After Cindy crossed the border, she spent several days in a detention facility in Texas in the custody of Customs and Border Protection. According to NBC “On any given night, Cindy said, she would share two mattresses with about eight other girls. She could shower only every five days in one of the eight showers the facility had to serve 700 girls.”

“It was really bad,” Cindy told the outlet..

Cindy was among almost 13,350 unaccompanied children left in the care and custody of the Office of Refugee Resettlement at HHS. This last year has seen over 3,715 unaccompanied children at these facilities diagnosed with Covid-19. Worse, there are currently 528 unaccompanied children who have tested positive for Covid-19 and put in medical isolation.

Now, immigration advocates and families are pressing the U.S. government to pick up reunions of children and their families in the United States. Over 80 percent of unaccompanied minors currently in federal custody have family living in the states. According to Goldfinch, “40 percent have parents in the U.S.”

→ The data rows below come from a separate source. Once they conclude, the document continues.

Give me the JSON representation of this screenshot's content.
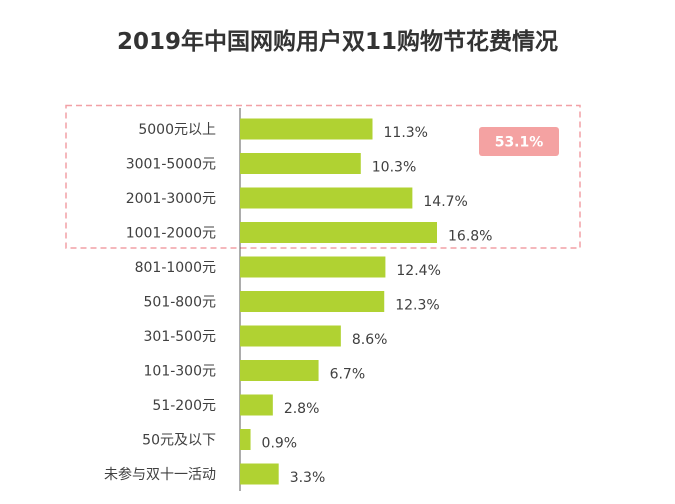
{
  "chart_data": {
    "type": "bar",
    "orientation": "horizontal",
    "title": "2019年中国网购用户双11购物节花费情况",
    "categories": [
      "5000元以上",
      "3001-5000元",
      "2001-3000元",
      "1001-2000元",
      "801-1000元",
      "501-800元",
      "301-500元",
      "101-300元",
      "51-200元",
      "50元及以下",
      "未参与双十一活动"
    ],
    "values": [
      11.3,
      10.3,
      14.7,
      16.8,
      12.4,
      12.3,
      8.6,
      6.7,
      2.8,
      0.9,
      3.3
    ],
    "value_labels": [
      "11.3%",
      "10.3%",
      "14.7%",
      "16.8%",
      "12.4%",
      "12.3%",
      "8.6%",
      "6.7%",
      "2.8%",
      "0.9%",
      "3.3%"
    ],
    "bar_color": "#b0d232",
    "highlight": {
      "categories": [
        "5000元以上",
        "3001-5000元",
        "2001-3000元",
        "1001-2000元"
      ],
      "label": "53.1%",
      "box_color": "#f2a0a6",
      "badge_color": "#f4a2a2"
    },
    "xlabel": "",
    "ylabel": "",
    "xlim": [
      0,
      16.8
    ],
    "grid": false,
    "legend": "none"
  }
}
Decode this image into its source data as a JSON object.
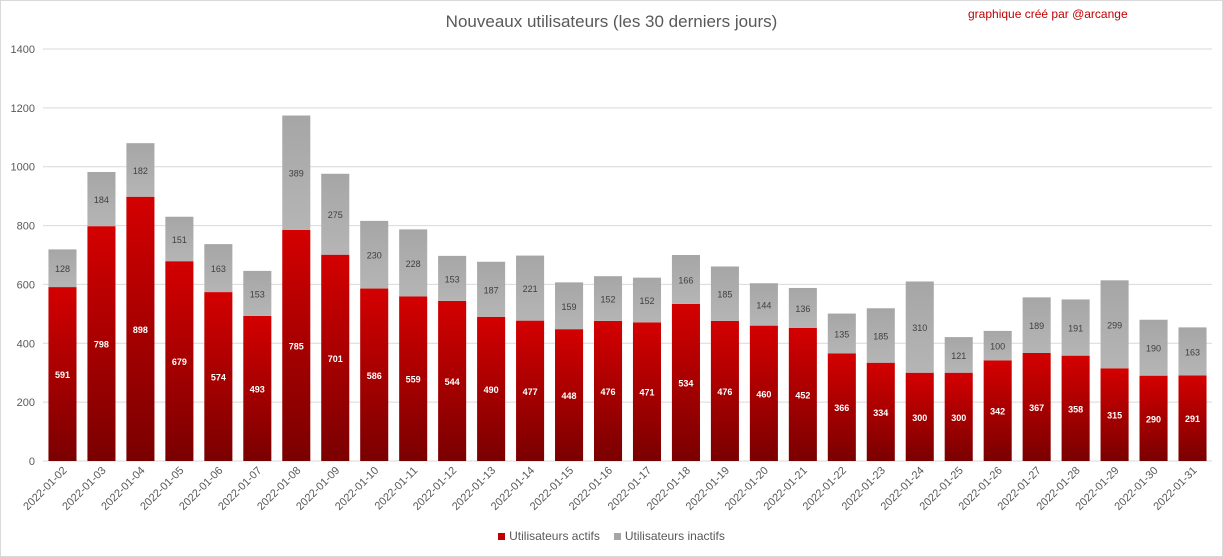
{
  "title": "Nouveaux utilisateurs  (les 30 derniers  jours)",
  "credit": "graphique créé par @arcange",
  "colors": {
    "active": "#c00000",
    "inactive": "#a6a6a6",
    "grid": "#d9d9d9",
    "text": "#595959"
  },
  "chart_data": {
    "type": "bar",
    "stacked": true,
    "title": "Nouveaux utilisateurs  (les 30 derniers  jours)",
    "xlabel": "",
    "ylabel": "",
    "ylim": [
      0,
      1400
    ],
    "yticks": [
      "0",
      "200",
      "400",
      "600",
      "800",
      "1000",
      "1200",
      "1400"
    ],
    "grid": true,
    "legend_position": "bottom",
    "categories": [
      "2022-01-02",
      "2022-01-03",
      "2022-01-04",
      "2022-01-05",
      "2022-01-06",
      "2022-01-07",
      "2022-01-08",
      "2022-01-09",
      "2022-01-10",
      "2022-01-11",
      "2022-01-12",
      "2022-01-13",
      "2022-01-14",
      "2022-01-15",
      "2022-01-16",
      "2022-01-17",
      "2022-01-18",
      "2022-01-19",
      "2022-01-20",
      "2022-01-21",
      "2022-01-22",
      "2022-01-23",
      "2022-01-24",
      "2022-01-25",
      "2022-01-26",
      "2022-01-27",
      "2022-01-28",
      "2022-01-29",
      "2022-01-30",
      "2022-01-31"
    ],
    "series": [
      {
        "name": "Utilisateurs actifs",
        "values": [
          591,
          798,
          898,
          679,
          574,
          493,
          785,
          701,
          586,
          559,
          544,
          490,
          477,
          448,
          476,
          471,
          534,
          476,
          460,
          452,
          366,
          334,
          300,
          300,
          342,
          367,
          358,
          315,
          290,
          291
        ]
      },
      {
        "name": "Utilisateurs inactifs",
        "values": [
          128,
          184,
          182,
          151,
          163,
          153,
          389,
          275,
          230,
          228,
          153,
          187,
          221,
          159,
          152,
          152,
          166,
          185,
          144,
          136,
          135,
          185,
          310,
          121,
          100,
          189,
          191,
          299,
          190,
          163
        ]
      }
    ]
  }
}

“So we would think that it would be fairly quick and simple to release a child to their own parent. But because of the chaos of the system, the reunification of these kids with their parents is really frustrating and backlogged,” Goldfinch explained, “most frustrating, of course, for the actual children and their parents.”

While Cindy was in the custody of the Department of Health and Human Services, no one managed to notify Ana Maria that her daughter was in the hospital according to Goldfinch

“I don’t know why my daughter has to be suffering this way, because it’s not fair. It’s something very sad for me,” Maria Ana explained to NBC

“I’ve already been through a lot,” Cindy went onto share. “But I hope it’s all worth it.”